Re: Committing database transactions with DESTROY
by AidanLee (Chaplain) on Oct 16, 2001 at 20:40 UTC

    I have to wonder: _why_ is DESTROY not being called for this query and others like it? Since these are not persistent db connections, at some point the object will go out of scope and DESTROY should be called.

    Is it that you have sql calls that need commit()'ing before the object goes out of scope? Or is it that the script may croak before DESTROY gets called? If it's the first case, then explicitly calling commit() (or a sub to do it for you) is the way to go. If it's the latter, perhaps you need to hijack the SIGDIE long enough to make sure any commits that need doing get done.

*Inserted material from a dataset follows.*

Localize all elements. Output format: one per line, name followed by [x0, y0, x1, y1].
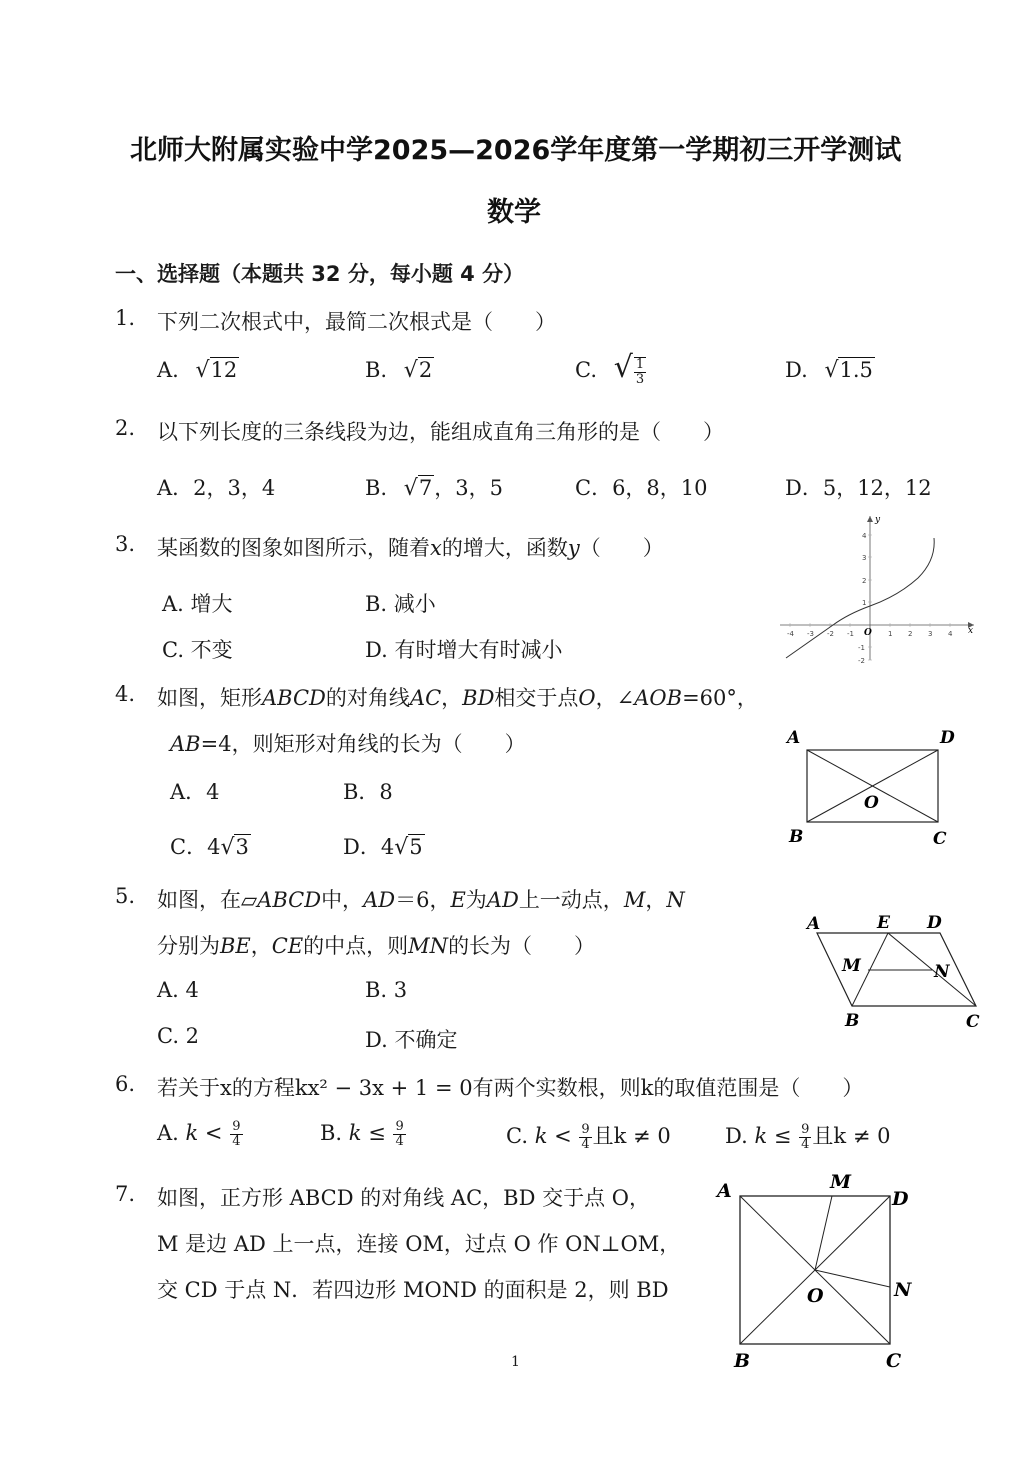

Re: Committing database transactions with DESTROY
by perrin (Chancellor) on Oct 16, 2001 at 21:01 UTC
    It might work if you undef the objects explicitly, but at that point the DWIM magic is gone.

    In general, I think it's better to be explicit about hairy things like transactions. I would make the part of the program that calls the data objects handle creating and committing the transaction.

Re: Committing database transactions with DESTROY
by Hero Zzyzzx (Curate) on Oct 16, 2001 at 20:49 UTC

    I'm not really an expert on this, but here goes: DESTROY only gets called when something is about to be garbage-collected, right?

    Are there references/globals that need to be "undef'd" that aren't undef'd in some cases, that are hanging around and keeping a variable from being garbage collected, and consequently having DESTROY called on it?

    -Any sufficiently advanced technology is
    indistinguishable from doubletalk.